7032 E. Main St., Scottsdale
Gazpacho is one of those “classic” dishes that’s open to wild interpretation. Some chefs add diced cucumbers and morsels of jalapeño to the cold, tomato-based Spanish soup; less commonly, you might see it embellished with chunks of watermelon and bits of black olives. At Cafe Forte, chef/owner Grace Rubel has been dishing up the same gazpacho recipe for 22 years – a zesty elixir ($5.50 cup, $8 bowl; pictured) mating several fresh garden veggies with cilantro, basil and a dash of fresh lemon juice to brighten the flavor. She pulses the mixture with extra virgin olive oil in a food processor, making sure to leave a few whole vegetable pieces intact, and adds house-made ciabatta crumbs to lend a thicker texture, similar to applesauce. “It’s almost like having a liquid salad, and it’s so healthy,” Rubel says. “I think it’s a great starter that opens up all your taste buds."

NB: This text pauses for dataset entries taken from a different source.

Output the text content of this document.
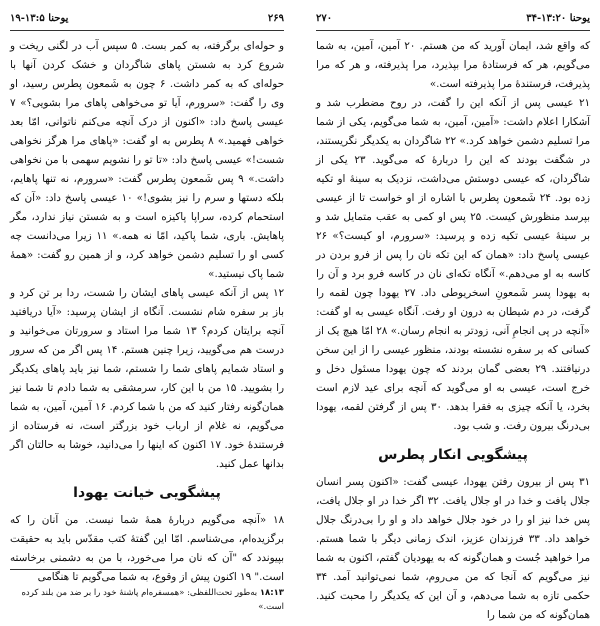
۲۶۹
یوحنا ۱۳:۵-۱۹

و حوله‌ای برگرفته، به کمر بست. ۵ سپس آب در لگنی ریخت و شروع کرد به شستن پاهای شاگردان و خشک کردن آنها با حوله‌ای که به کمر داشت. ۶ چون به شَمعون پطرس رسید، او وی را گفت: «سرورم، آیا تو می‌خواهی پاهای مرا بشویی؟» ۷ عیسی پاسخ داد: «اکنون از درک آنچه می‌کنم ناتوانی، امّا بعد خواهی فهمید.» ۸ پطرس به او گفت: «پاهای مرا هرگز نخواهی شست!» عیسی پاسخ داد: «تا تو را نشویم سهمی با من نخواهی داشت.» ۹ پس شَمعون پطرس گفت: «سرورم، نه تنها پاهایم، بلکه دستها و سرم را نیز بشوی!» ۱۰ عیسی پاسخ داد: «آن که استحمام کرده، سراپا پاکیزه است و به شستن نیاز ندارد، مگر پاهایش. باری، شما پاکید، امّا نه همه.» ۱۱ زیرا می‌دانست چه کسی او را تسلیم دشمن خواهد کرد، و از همین رو گفت: «همهٔ شما پاک نیستید.»

۱۲ پس از آنکه عیسی پاهای ایشان را شست، ردا بر تن کرد و باز بر سفره شام نشست. آنگاه از ایشان پرسید: «آیا دریافتید آنچه برایتان کردم؟ ۱۳ شما مرا استاد و سرورتان می‌خوانید و درست هم می‌گویید، زیرا چنین هستم. ۱۴ پس اگر من که سرور و استاد شمایم پاهای شما را شستم، شما نیز باید پاهای یکدیگر را بشویید. ۱۵ من با این کار، سرمشقی به شما دادم تا شما نیز همان‌گونه رفتار کنید که من با شما کردم. ۱۶ آمین، آمین، به شما می‌گویم، نه غلام از ارباب خود بزرگتر است، نه فرستاده از فرستندهٔ خود. ۱۷ اکنون که اینها را می‌دانید، خوشا به حالتان اگر بدانها عمل کنید.

پیشگویی خیانت یهودا

۱۸ «آنچه می‌گویم دربارهٔ همهٔ شما نیست. من آنان را که برگزیده‌ام، می‌شناسم. امّا این گفتهٔ کتب مقدّس باید به حقیقت بپیوندد که "آن که نان مرا می‌خورد، با من به دشمنی برخاسته است." ۱۹ اکنون پیش از وقوع، به شما می‌گویم تا هنگامی

۱۸:۱۳ به‌طور تحت‌اللفظی: «همسفره‌ام پاشنهٔ خود را بر ضد من بلند کرده است.»
یوحنا ۱۳:۲۰-۳۴
۲۷۰

که واقع شد، ایمان آورید که من هستم. ۲۰ آمین، آمین، به شما می‌گویم، هر که فرستادهٔ مرا بپذیرد، مرا پذیرفته، و هر که مرا پذیرفت، فرستندهٔ مرا پذیرفته است.»

۲۱ عیسی پس از آنکه این را گفت، در روح مضطرب شد و آشکارا اعلام داشت: «آمین، آمین، به شما می‌گویم، یکی از شما مرا تسلیم دشمن خواهد کرد.» ۲۲ شاگردان به یکدیگر نگریستند، در شگفت بودند که این را دربارهٔ که می‌گوید. ۲۳ یکی از شاگردان، که عیسی دوستش می‌داشت، نزدیک به سینهٔ او تکیه زده بود. ۲۴ شَمعون پطرس با اشاره از او خواست تا از عیسی بپرسد منظورش کیست. ۲۵ پس او کمی به عقب متمایل شد و بر سینهٔ عیسی تکیه زده و پرسید: «سرورم، او کیست؟» ۲۶ عیسی پاسخ داد: «همان که این تکه نان را پس از فرو بردن در کاسه به او می‌دهم.» آنگاه تکه‌ای نان در کاسه فرو برد و آن را به یهودا پسر شَمعونِ اسخریوطی داد. ۲۷ یهودا چون لقمه را گرفت، در دم شیطان به درون او رفت. آنگاه عیسی به او گفت: «آنچه در پی انجامِ آنی، زودتر به انجام رسان.» ۲۸ امّا هیچ یک از کسانی که بر سفره نشسته بودند، منظور عیسی را از این سخن درنیافتند. ۲۹ بعضی گمان بردند که چون یهودا مسئول دخل و خرج است، عیسی به او می‌گوید که آنچه برای عید لازم است بخرد، یا آنکه چیزی به فقرا بدهد. ۳۰ پس از گرفتن لقمه، یهودا بی‌درنگ بیرون رفت. و شب بود.

پیشگویی انکار پطرس

۳۱ پس از بیرون رفتن یهودا، عیسی گفت: «اکنون پسر انسان جلال یافت و خدا در او جلال یافت. ۳۲ اگر خدا در او جلال یافت، پس خدا نیز او را در خود جلال خواهد داد و او را بی‌درنگ جلال خواهد داد. ۳۳ فرزندان عزیز، اندک زمانی دیگر با شما هستم. مرا خواهید جُست و همان‌گونه که به یهودیان گفتم، اکنون به شما نیز می‌گویم که آنجا که من می‌روم، شما نمی‌توانید آمد. ۳۴ حکمی تازه به شما می‌دهم، و آن این که یکدیگر را محبت کنید. همان‌گونه که من شما را
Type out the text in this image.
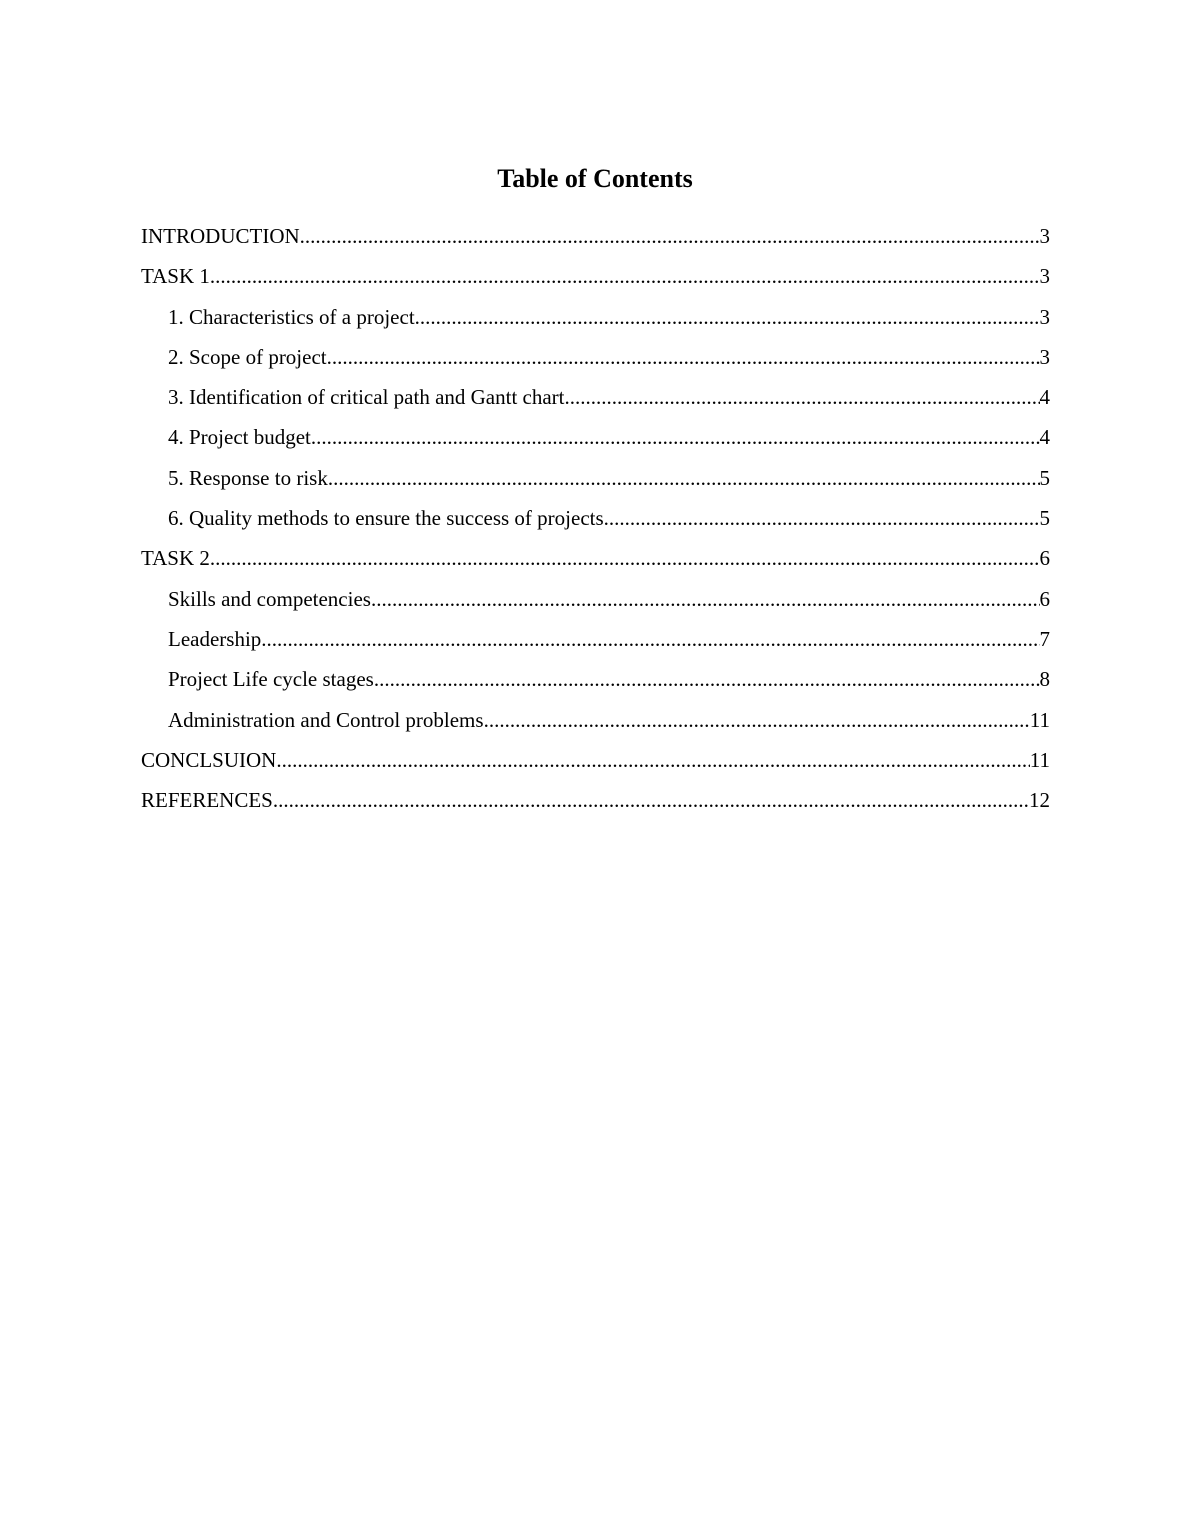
Table of Contents
INTRODUCTION .....	3
TASK 1 .....	3
1. Characteristics of a project .....	3
2. Scope of project .....	3
3. Identification of critical path and Gantt chart .....	4
4. Project budget .....	4
5. Response to risk .....	5
6. Quality methods to ensure the success of projects .....	5
TASK 2 .....	6
Skills and competencies .....	6
Leadership .....	7
Project Life cycle stages .....	8
Administration and Control problems .....	11
CONCLSUION .....	11
REFERENCES .....	12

3146 E. Camelback Rd., Phoenix
Best known for its transcendent burgers and boffo beer list, this Biltmore-area restaurant also takes its gazpacho very seriously. Most gazpacho is blended and served as a thick purée, but Delux serves it much like chefs in the northern Spanish community of Castilla y León, leaving the vegetables in chunks – akin to a salsa – and topping the bowl with a mountain of buttery avocado wedges and clumps of creamy goat cheese. The cold soup ($7.95) is loaded with diced tomatoes, cucumbers, red peppers and onions in a light tomato broth with hints of basil and oregano fired up with red chile flakes. Delux’s gazpacho started out as a soup of the day, but customers requested it so often that owner Lenny Rosenberg made the summery soup a menu staple.
5402 E. Lincoln Dr., Scottsdale
Rita’s Kitchen at the JW Marriott Scotts-dale Camelback Inn Resort & Spa uses golden tomatoes in place of the more common red variety because they’re sweeter and make the dish unique, according to executive chef Paul Millist. Make no mistake, it’s still gazpacho – some primeval versions of the dish in Spain have no tomatoes at all. Millist’s golden version ($7 cup; $12 bowl) is a mix of juicy tomatoes, cucumbers, red onions, jicama, shallots, garlic, white wine vinegar and cilantro blended in a food processor and passed through a strainer to produce a delicate, golden-colored soup with a pulpy texture, not unlike puréed watermelon. Golden tomatoes lend a milder flavor to the soup and are less acidic than their deep red cousins. “It’s just a very fresh summer dish that works perfectly for Arizona,” Millist says.